Cette victoire inédite permet au Sinn Fein, ex-vitrine politique du groupe paramilitaire Armée républicaine irlandaise (IRA), de nommer une Première ministre locale, pour la première fois en cent ans d’histoire d’une province sous tension avec le Brexit.
Au terme d’un long dépouillement, le Sinn Fein a obtenu samedi 27 sièges à l’Assemblée locale de Stormont, où étaient renouvelés les 90 élus lors d’un scrutin organisé jeudi, contre 25 pour son rival unioniste DUP, fidèle à la couronne britannique. L’autre grand vainqueur est le parti centriste Alliance qui progresse fortement, avec pas moins de 17 sièges.
Saluant “un moment très important de changement” avec l’entrée dans “une nouvelle ère”, la dirigeante du Sinn Fein en Irlande du Nord, Michelle O’Neill, 45 ans, a promis de dépasser les divisions. “J’offrirai un leadership inclusif, qui célèbre la diversité, qui garantit les droits et l’égalité pour ceux qui ont été exclus, discriminés ou ignorés dans le passé.” Avec ce résultat, le gouvernement doit être dirigé conjointement par nationalistes et unionistes en vertu de l’accord de paix de 1998.
Émaillée par trois décennies de troubles sanglants entre unionistes et républicains, puis l’agitation causée par le Brexit, l’Irlande du Nord avait replongé dans l’incertitude en février, avec la démission du Premier ministre unioniste Paul Givan, mécontent de la situation post-Brexit. Cela avait entraîné automatiquement le départ de la vice-Première ministre Michelle O’Neill.

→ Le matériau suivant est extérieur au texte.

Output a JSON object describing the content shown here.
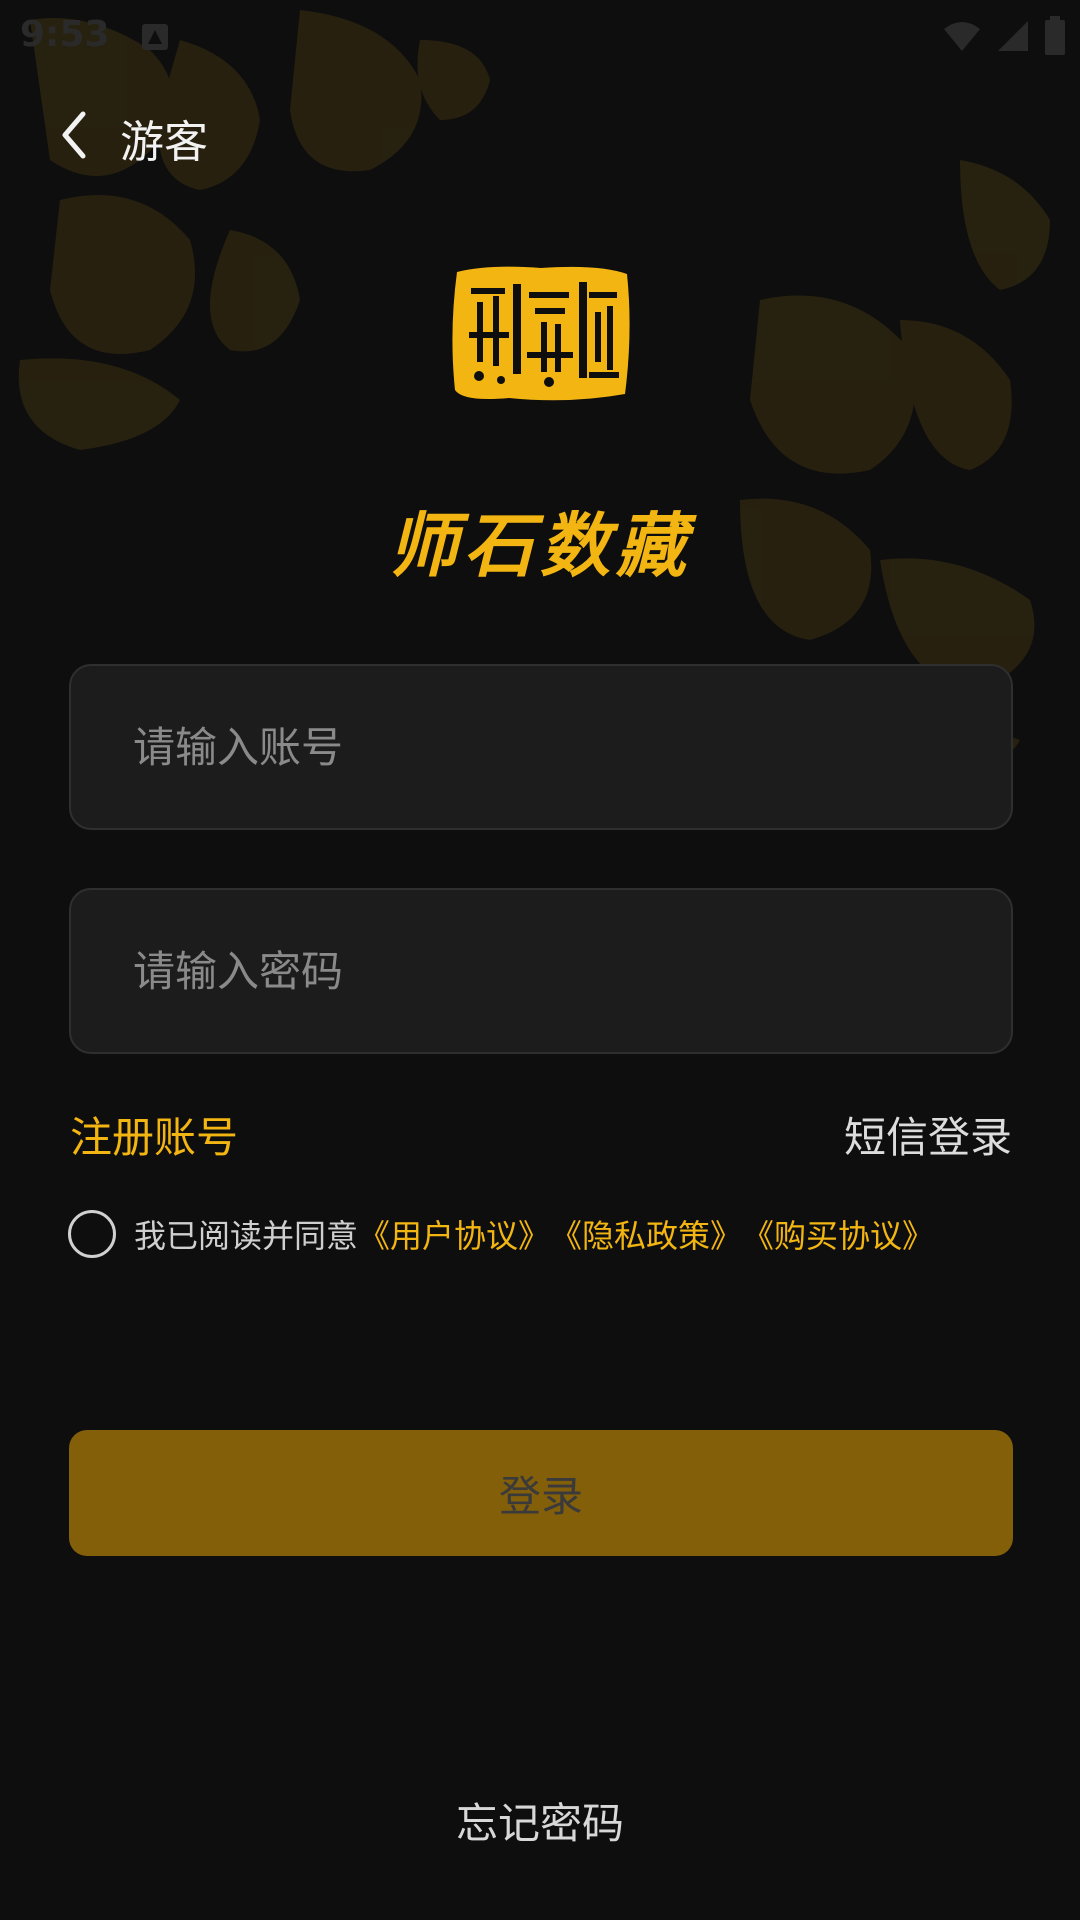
{
  "status_bar": {
    "time": "9:53",
    "icons": [
      "notification-icon",
      "wifi-icon",
      "signal-icon",
      "battery-icon"
    ]
  },
  "header": {
    "back_icon": "chevron-left-icon",
    "title": "游客"
  },
  "brand": {
    "name": "师石数藏",
    "accent_color": "#f3b512"
  },
  "form": {
    "account_placeholder": "请输入账号",
    "account_value": "",
    "password_placeholder": "请输入密码",
    "password_value": ""
  },
  "links": {
    "register": "注册账号",
    "sms_login": "短信登录"
  },
  "agreement": {
    "checked": false,
    "prefix": "我已阅读并同意",
    "user_agreement": "《用户协议》",
    "privacy_policy": "《隐私政策》",
    "purchase_agreement": "《购买协议》"
  },
  "login_button": {
    "label": "登录",
    "color": "#845f0a"
  },
  "forgot_password": "忘记密码"
}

La difficulté de construire un exécutif “totalement fonctionnel”
Les pourparlers pour la formation d’un gouvernement s’annoncent déjà difficiles et le risque de paralysie plane maintenant sur le pays, les unionistes refusant de rejoindre un gouvernement tant que resteront en place les contrôles douaniers post-Brexit, qui menacent selon eux l’intégrité du Royaume-Uni.
“Je veux un gouvernement en Irlande du Nord, mais il doit être basé sur des fondations stables”, a déclaré le chef du DUP Jeffrey Donaldson, déplorant que le protocole nord-irlandais négocié par Londres et l’UE porte “atteinte à l’économie” de la province et à sa “stabilité politique”.
Un autre ténor du DUP, Edwin Poots, a prévenu que des négociations prendraient “des semaines, avec un peu de chance, ou même des mois”, alors que le ministre britannique chargé de la province, Brandon Lewis, est attendu prochainement à Belfast. Dans un communiqué, Brandon Lewis a également appelé à l’unité, exhortant toutes les parties à constituer “dès que possible” un exécutif “totalement fonctionnel”.
“Les gens ont parlé et notre travail est maintenant de faire acte de présence. J’attends des autres qu’ils fassent de même”, a réagi Michelle O’Neill. Elle a appelé à un “débat sain” sur l’avenir de l’Irlande du Nord, estimant que le nouvel exécutif devait s’attaquer en priorité à l’envolée du coût de la vie, après une campagne durant laquelle elle a insisté sur les questions sociales et sociétales plutôt que constitutionnelles.
Les États-Unis ont eux aussi réagi ce samedi en appelant les responsables nord-irlandais à partager le pouvoir comme le prévoit l’accord de paix. “Nous appelons les dirigeants d’Irlande du Nord à prendre les mesures nécessaires pour réinstaurer un gouvernement partagé (entre unionistes et nationalistes), qui est une des clauses principales de l’accord du Vendredi saint” de 1998, a indiqué le porte-parole de la diplomatie américaine, Ned Price, dans un communiqué.
“Le succès du Sinn Fein profite de la faiblesse de l’unionisme (…) Il ne représente pas un changement radical des opinions en Irlande du Nord en faveur de la réunification”, analyse pour l’AFP Katy Hayward, politologue à la Queen’s University de Belfast.